De passage à Paris pour promouvoir son nouveau roman, La mesure de la dérive, paru aux éditions Belfond le 8 janvier 2014, l’écrivain américain Alexander Maksik, francophile m’a accordé un interview dans un appartement cosy au dernier étage d’un immeuble, sous les toits, joli cliché ! Mais, cette ambiance était si agréable et si tranquille que cela nous a permis un échange aussi chaleureux que complice. Discret, introverti (il déteste très perceptiblement parler de lui) mélancolique mais souvent souriant, notre écrivain s’est glissé dans le ressenti d’une jeune femme noire échouée dans un coin touristique de Grèce. Merci à Alexander Maksik pour sa disponibilité, sa passion pour son héroïne profondément émouvante... et aussi pour son thé vert, et comme toujours merci à Diane !

Blue Moon : Que pouvez-vous accepter de nous révéler sur vous « personnellement » ?

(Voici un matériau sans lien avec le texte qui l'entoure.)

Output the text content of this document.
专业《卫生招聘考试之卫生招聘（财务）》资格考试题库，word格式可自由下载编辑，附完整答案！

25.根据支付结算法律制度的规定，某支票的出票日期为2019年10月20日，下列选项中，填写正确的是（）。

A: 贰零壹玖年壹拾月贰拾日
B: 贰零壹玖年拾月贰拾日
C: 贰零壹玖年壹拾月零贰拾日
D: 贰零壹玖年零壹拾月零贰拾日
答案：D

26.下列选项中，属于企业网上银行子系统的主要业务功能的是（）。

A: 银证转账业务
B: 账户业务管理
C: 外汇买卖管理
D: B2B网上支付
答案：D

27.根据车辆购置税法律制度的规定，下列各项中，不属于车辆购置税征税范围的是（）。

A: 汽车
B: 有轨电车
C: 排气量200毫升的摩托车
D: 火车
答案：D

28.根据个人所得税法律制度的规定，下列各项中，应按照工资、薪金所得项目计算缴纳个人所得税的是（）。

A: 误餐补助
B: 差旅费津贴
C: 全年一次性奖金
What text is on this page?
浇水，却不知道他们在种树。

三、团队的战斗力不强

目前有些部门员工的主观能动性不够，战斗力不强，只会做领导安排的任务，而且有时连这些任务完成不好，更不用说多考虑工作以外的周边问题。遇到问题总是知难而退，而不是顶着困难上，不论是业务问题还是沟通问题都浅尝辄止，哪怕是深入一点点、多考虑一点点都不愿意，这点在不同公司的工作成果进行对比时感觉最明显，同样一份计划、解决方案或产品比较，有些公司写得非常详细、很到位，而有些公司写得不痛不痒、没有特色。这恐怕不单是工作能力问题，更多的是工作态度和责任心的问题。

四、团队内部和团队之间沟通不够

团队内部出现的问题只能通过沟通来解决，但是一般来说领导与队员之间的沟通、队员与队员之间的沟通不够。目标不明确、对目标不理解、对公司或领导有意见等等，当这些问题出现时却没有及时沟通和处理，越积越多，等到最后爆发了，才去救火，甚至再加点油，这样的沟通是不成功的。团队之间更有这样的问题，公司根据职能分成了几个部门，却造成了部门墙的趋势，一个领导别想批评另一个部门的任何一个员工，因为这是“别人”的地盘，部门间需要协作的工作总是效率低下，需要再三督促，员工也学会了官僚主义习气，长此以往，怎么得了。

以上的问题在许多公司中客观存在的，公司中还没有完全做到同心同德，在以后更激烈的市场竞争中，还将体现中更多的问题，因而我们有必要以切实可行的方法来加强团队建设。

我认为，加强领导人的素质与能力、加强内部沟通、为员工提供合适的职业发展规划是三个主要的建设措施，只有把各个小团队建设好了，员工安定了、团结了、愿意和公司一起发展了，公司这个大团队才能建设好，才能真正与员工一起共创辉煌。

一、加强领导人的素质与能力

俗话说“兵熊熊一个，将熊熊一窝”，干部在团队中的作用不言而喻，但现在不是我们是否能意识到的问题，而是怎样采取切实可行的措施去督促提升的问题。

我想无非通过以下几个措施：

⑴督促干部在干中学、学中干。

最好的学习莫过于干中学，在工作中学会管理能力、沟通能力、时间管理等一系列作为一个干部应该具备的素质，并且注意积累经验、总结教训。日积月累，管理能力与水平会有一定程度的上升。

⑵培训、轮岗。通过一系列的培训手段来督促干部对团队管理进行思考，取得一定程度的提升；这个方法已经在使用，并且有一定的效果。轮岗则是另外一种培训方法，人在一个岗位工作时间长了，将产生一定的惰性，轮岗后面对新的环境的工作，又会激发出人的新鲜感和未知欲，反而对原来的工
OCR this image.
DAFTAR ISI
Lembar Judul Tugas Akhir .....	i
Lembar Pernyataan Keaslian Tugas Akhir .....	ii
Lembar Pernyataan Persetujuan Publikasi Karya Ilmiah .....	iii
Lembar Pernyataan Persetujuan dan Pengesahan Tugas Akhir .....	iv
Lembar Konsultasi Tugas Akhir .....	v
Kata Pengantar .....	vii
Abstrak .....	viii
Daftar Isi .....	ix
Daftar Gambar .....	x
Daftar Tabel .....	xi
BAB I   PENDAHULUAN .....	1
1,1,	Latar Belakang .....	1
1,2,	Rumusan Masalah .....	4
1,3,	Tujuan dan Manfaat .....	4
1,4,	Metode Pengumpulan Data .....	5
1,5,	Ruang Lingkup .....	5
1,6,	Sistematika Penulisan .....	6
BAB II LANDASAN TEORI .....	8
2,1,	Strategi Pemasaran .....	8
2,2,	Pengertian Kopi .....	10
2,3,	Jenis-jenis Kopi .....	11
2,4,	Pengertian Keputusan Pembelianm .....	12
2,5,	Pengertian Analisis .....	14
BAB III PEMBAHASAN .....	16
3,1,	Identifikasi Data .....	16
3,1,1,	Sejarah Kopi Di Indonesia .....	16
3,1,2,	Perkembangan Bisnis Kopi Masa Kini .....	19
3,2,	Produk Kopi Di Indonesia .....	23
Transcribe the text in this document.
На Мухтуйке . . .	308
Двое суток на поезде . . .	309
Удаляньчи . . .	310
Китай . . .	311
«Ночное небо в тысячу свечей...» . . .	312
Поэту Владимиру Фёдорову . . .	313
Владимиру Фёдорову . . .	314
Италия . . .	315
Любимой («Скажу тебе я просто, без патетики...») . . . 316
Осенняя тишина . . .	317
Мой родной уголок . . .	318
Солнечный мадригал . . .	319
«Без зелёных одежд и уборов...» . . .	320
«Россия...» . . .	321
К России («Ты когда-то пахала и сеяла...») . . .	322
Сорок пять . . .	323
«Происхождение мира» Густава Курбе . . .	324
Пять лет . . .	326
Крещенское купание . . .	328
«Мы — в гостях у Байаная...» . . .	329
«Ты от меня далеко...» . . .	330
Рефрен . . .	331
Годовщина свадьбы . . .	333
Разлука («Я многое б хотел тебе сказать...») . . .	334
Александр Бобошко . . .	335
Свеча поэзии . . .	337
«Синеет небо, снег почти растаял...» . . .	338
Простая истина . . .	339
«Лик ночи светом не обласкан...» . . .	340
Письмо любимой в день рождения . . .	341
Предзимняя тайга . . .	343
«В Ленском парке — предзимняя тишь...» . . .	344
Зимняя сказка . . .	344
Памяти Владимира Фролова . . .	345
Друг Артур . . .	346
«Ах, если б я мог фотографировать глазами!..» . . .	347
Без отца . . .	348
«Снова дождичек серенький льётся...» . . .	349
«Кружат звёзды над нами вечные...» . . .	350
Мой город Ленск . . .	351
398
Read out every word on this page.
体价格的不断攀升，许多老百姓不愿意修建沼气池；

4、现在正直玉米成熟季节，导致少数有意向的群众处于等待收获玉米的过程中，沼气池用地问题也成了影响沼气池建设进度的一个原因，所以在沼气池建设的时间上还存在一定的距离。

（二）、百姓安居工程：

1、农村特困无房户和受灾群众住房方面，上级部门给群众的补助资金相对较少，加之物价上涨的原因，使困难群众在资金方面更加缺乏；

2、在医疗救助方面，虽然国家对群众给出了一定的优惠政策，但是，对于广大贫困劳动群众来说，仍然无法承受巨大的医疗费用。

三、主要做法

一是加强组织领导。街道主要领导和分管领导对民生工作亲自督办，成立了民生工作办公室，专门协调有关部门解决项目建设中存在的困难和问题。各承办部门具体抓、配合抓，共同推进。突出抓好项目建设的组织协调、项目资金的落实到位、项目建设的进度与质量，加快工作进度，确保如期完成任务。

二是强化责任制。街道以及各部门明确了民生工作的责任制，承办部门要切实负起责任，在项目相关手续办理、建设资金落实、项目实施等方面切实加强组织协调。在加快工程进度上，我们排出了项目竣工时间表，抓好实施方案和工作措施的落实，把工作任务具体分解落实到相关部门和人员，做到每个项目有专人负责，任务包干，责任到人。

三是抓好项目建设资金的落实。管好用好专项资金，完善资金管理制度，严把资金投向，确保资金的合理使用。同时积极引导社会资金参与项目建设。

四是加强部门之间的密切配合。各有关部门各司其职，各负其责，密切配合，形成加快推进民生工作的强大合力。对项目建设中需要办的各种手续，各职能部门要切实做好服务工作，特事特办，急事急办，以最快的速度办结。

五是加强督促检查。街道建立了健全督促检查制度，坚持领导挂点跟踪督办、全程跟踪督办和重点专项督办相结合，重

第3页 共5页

C’est la première interview que je fais en français ! Alors, je suis américain, je suis né à Los Angeles, mais j’ai grandi en Idaho. J’ai vécu en France pendant presque sept ans où j’ai enseigné. Je suis retourné en Amérique il y a quatre ans et maintenant je vis à New-York. Je suis surtout un romancier, mais j’écris aussi des petits articles pour les magasines de voyages etc... En effet, j’ai passé beaucoup de temps en Europe, à Santorin (Grèce), en Italie, en Espagne...

Blue Moon : D’où viennent vos influences dans l’écriture ? Vos auteurs préférés et ceux qui vous ont influencé ? Les livres qui vous ont marqué ?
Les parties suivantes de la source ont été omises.